Chief Justice John Roberts, writing the majority opinion, said the court’s quarrel had been with what he described as an outdated, circa 1965 formula used to decide which states must submit their voting laws for preclearance. “Congress may draft another formula based on current conditions,” he wrote. Though, of course, this dysfunctional Congress can’t pass a bipartisan farm bill. The notion that this bunch might get together on voter anti-discrimination law seems downright fanciful.
Apparently, the court majority decided that the Voting Rights Act has been working so well in getting rid of discrimination that it was no longer constitutional. That theory seemed at odds with the testimony elicited by the Presidential Commission at Friday’s hearing in Miami. The commission heard a report from election experts Michael Herron of Dartmouth and Daniel Smith of the University of Florida, covering 85 percent of the state’s precincts, that found Hispanics and blacks faced longer, sometimes hours longer, waits to vote in their overwhelmed urban precincts in the 2012 general election.

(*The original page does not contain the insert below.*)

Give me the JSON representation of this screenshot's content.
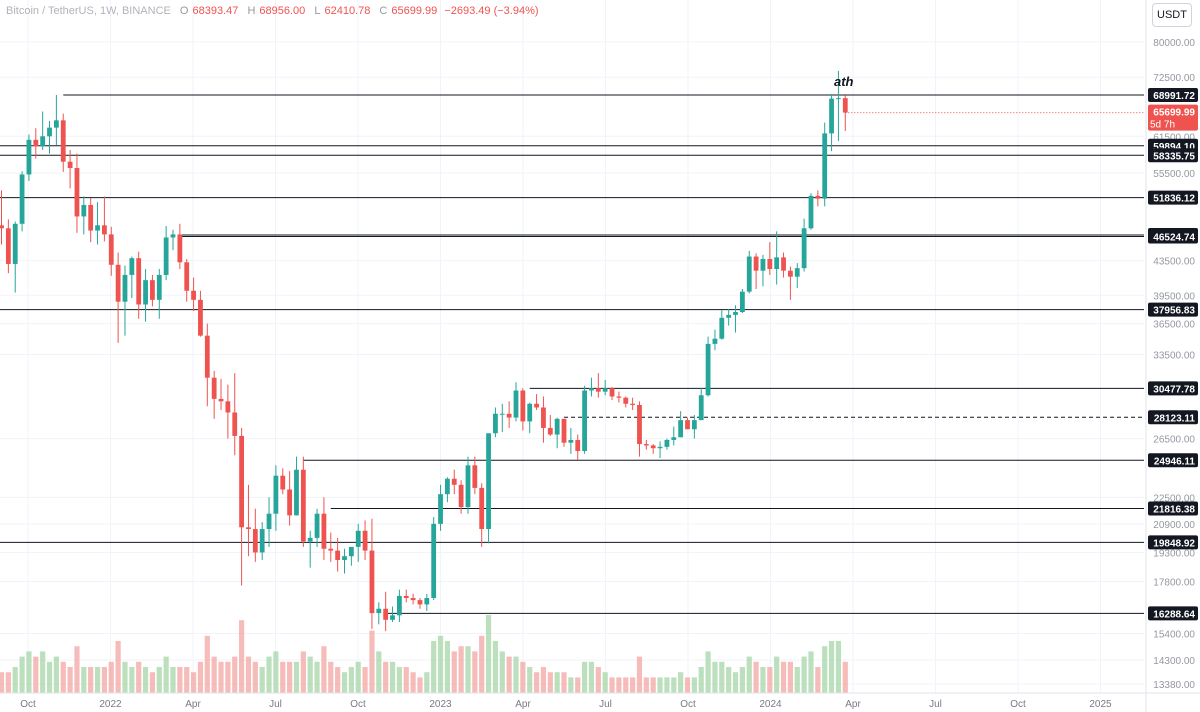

The daunting waits diminished turnout by an estimated 200,000 voters in Florida. Kathy Culliton-Gonzalez of the Advancement Project, the advocacy group that sponsored the Herron-Smith study, called the delays a “time tax” on voting. “Voters of color paid that time tax more than white voters.”
Last month, Gov. Scott signed a bill into law that undid some of the damage caused by the 2011 law. Early voting was extended. And restrictions on early voting locations were loosened. The length of constitutional amendments was limited to 75 words. And, finally, the state enacted some restrictions on people who request absentee ballots.
Well, hurray. We’re not Texas. It’s almost as if Florida legislators seem a little chastised by their ham-handed efforts to beat down the minority vote and deliver the state’s electoral college votes to the Republican presidential candidate in 2012. All they accomplished, really, was to get that particular segment of the electorate riled and determined to vote. No matter how long the wait.
But you’ve got to worry, with the Voting Rights Acts crippled, with the good ol’ boys in Texas and elsewhere in the Confederacy raring to push another round of election “reforms,” that the gang in Tallahassee might get inspired to come up with new and novel ways to limit the turnout of certain demographics.
Odd, isn’t it, how our governor and legislative leadership defend gun rights with such fervor, based on a single, ambiguous passage in the Constitution. Meanwhile, the phrase “right to vote” shows up in the 14th, 15th, 19th, 24th and 26th Amendments. You’d think our legislators might defend that right to vote with as much enthusiasm as they champion our sacred right to shoot.